Introduction:

Vogt–Koyanagi–Harada (VKH) disease is a rare, bilateral, chronic, idiopathic, granulomatous panuveitis. It occurs predominantly in females, usually between 30 and 50 years old, with a propensity for dark pigmented races: Asians, Hispanics, Native Americans and Asian Indians. An immune reaction to uveal melanocytes has been proposed as the mechanism, but the cause largely remains unknown.

Clinical Features:

Initially, VKH was classified as two separate diseases:

Considering the considerable overlap in the features, the term VKH disease is now used.

At onset, patients may experience flu-like symptoms, central nervous system signs, optic neuropathy, sensitivity of hair and skin to touch, perilimbal vitiligo, alopecia, vitiligo poliosis and auditory signs. Blurred vision, photophobia, conjunctival hyperemia, and ocular pain also occur. Bilateral anterior and exudative posterior uveitis is typical. Shallow, serous retinal detachments are seen at the posterior pole with underlying choroidal infiltrates (Fig. 17.4.1). The optic disc is edematous and hyperemic.

With resolution of the uveitis and retinal detachments, a gradual depigmented appearance of the choroid (sunset-glow fundus) may develop.

OCT Features:

OCT reveals serous retinal detachments at the macula. The subretinal fluid may reveal a higher optical density than the vitreous, suggesting a higher level of protein content (Figs 17.4.2 and 17.4.3). Inner retinal layers are typically well preserved with cystic changes and complex infolding in the outer retinal layers. Subretinal fibrinoid deposits are seen, which may later evolve into subretinal fibrosis. Vitreoretinal interface alterations with cellular deposits may also be seen. There may be alteration and thickening of the IS–OS junction/ellipsoid layer, RPE and choroidal folds, and thickening of the choroid. Enhanced depth imaging OCT will show significant choroidal thickening, which resolves when treated.

Ancillary Testing:

On fluorescein angiography, active disease with subretinal exudation appears as multiple hyperfluorescent dots at the RPE level, which gradually enlarge and coalesce as the dye accumulates in the subretinal space. With resolution of the exudative phase, these features no longer are visualized. The chronic phase is characterized by diffuse scattered hyperfluorescent dots corresponding to window defects at the RPE level.
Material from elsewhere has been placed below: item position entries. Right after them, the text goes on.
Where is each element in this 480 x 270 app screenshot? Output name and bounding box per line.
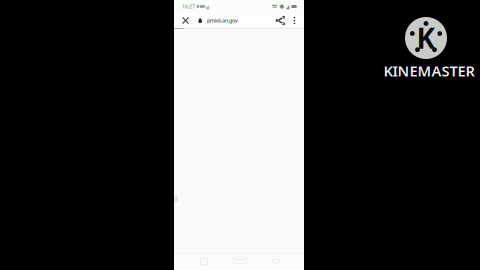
button[interactable]: Recents [196,255,212,269]
button[interactable]: Back [268,255,284,269]
staticText: KINEMASTER [384,61,474,80]
staticText: pmkisan.gov [207,17,238,24]
button[interactable]: Close tab [178,13,195,28]
button[interactable]: Home [232,255,248,269]
button[interactable]: More options [289,13,301,28]
staticText: 16:27 [182,3,195,10]
staticText: K [416,19,436,57]
button[interactable]: Share [273,13,289,28]
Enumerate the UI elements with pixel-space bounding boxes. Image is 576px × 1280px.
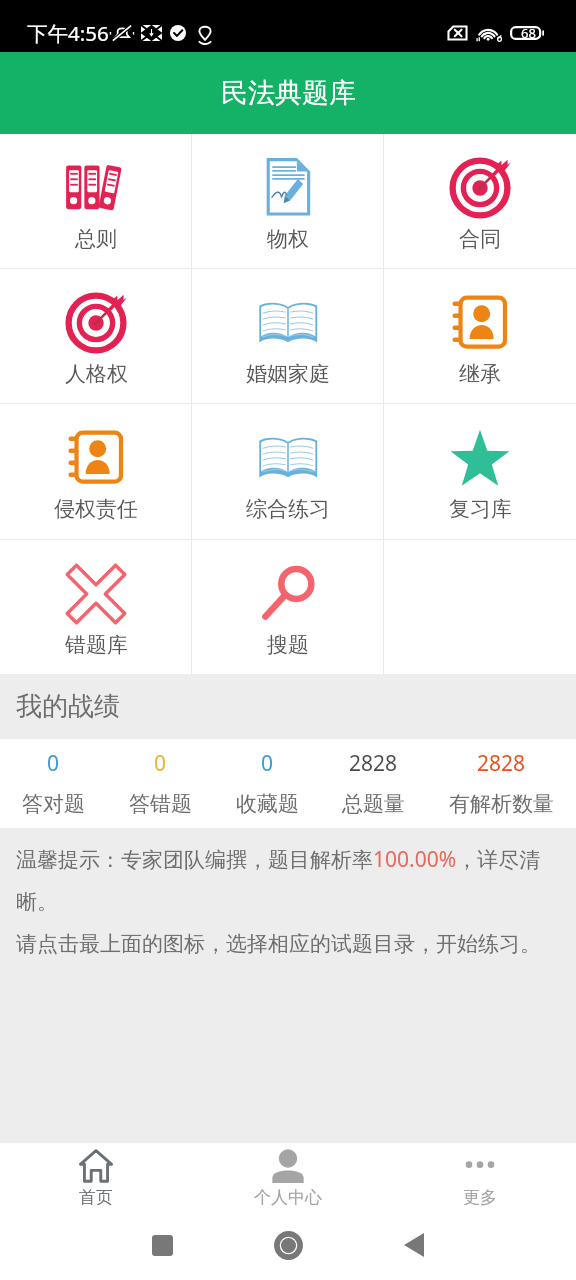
staticText: 搜题 xyxy=(267,632,309,658)
button[interactable]: 0 xyxy=(129,749,192,817)
staticText: 2828 xyxy=(349,749,398,778)
button[interactable]: 合同 xyxy=(384,134,576,268)
staticText: 首页 xyxy=(79,1187,113,1208)
staticText: 错题库 xyxy=(65,632,128,658)
staticText: 复习库 xyxy=(449,496,512,522)
button[interactable]: Recent apps xyxy=(146,1229,178,1261)
button[interactable]: 错题库 xyxy=(0,540,192,674)
button[interactable]: 0 xyxy=(22,749,85,817)
button[interactable]: 人格权 xyxy=(0,269,192,403)
staticText: 综合练习 xyxy=(246,496,330,522)
button[interactable]: 复习库 xyxy=(384,404,576,539)
button[interactable]: 综合练习 xyxy=(192,404,384,539)
staticText: 有解析数量 xyxy=(449,791,554,817)
staticText: 请点击最上面的图标，选择相应的试题目录，开始练习。 xyxy=(16,931,541,957)
staticText: 答对题 xyxy=(22,791,85,817)
button[interactable]: 2828 xyxy=(342,749,405,817)
button[interactable]: 继承 xyxy=(384,269,576,403)
staticText: 物权 xyxy=(267,226,309,252)
staticText: 个人中心 xyxy=(254,1187,322,1208)
staticText: 收藏题 xyxy=(236,791,299,817)
staticText: 总则 xyxy=(75,226,117,252)
staticText: 合同 xyxy=(459,226,501,252)
button[interactable]: 个人中心 xyxy=(192,1143,384,1215)
button[interactable]: 搜题 xyxy=(192,540,384,674)
button[interactable]: Home xyxy=(271,1228,305,1262)
staticText: 68 xyxy=(521,24,536,42)
button[interactable]: 2828 xyxy=(449,749,554,817)
staticText: 继承 xyxy=(459,361,501,387)
staticText: 总题量 xyxy=(342,791,405,817)
button[interactable]: 更多 xyxy=(384,1143,576,1215)
staticText: 人格权 xyxy=(65,361,128,387)
staticText: 0 xyxy=(47,749,60,778)
staticText: 下午4:56 xyxy=(27,19,109,47)
button[interactable]: 首页 xyxy=(0,1143,192,1215)
staticText: 0 xyxy=(261,749,274,778)
button[interactable]: 物权 xyxy=(192,134,384,268)
staticText: 民法典题库 xyxy=(221,76,356,110)
staticText: 婚姻家庭 xyxy=(246,361,330,387)
staticText: 我的战绩 xyxy=(16,690,120,723)
staticText: 2828 xyxy=(477,749,526,778)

On fundus autofluorescence, serous detachments are observed to be hypoautofluorescent, due to blockage. Hypoautofluorescent multiple, granular dots are seen after resolution, which correspond to the window defects on FA.

On indocyanine green angiography, active disease is characterized by choroidal stromal vasculature hyperfluorescence and leakage, disc hyperfluorescence, hypofluorescent dots, and indistinct, fuzzy large choroidal vessels with decreased dye filling.

Treatment:

Topical, periocular and systemic steroids are instituted as therapy, along with topical cycloplegics. In chronic or non-responsive cases, or when side effects from steroids are severe, other agents are employed including cyclosporine, chlorambucil, cyclophosphamide, azathioprine or infliximab.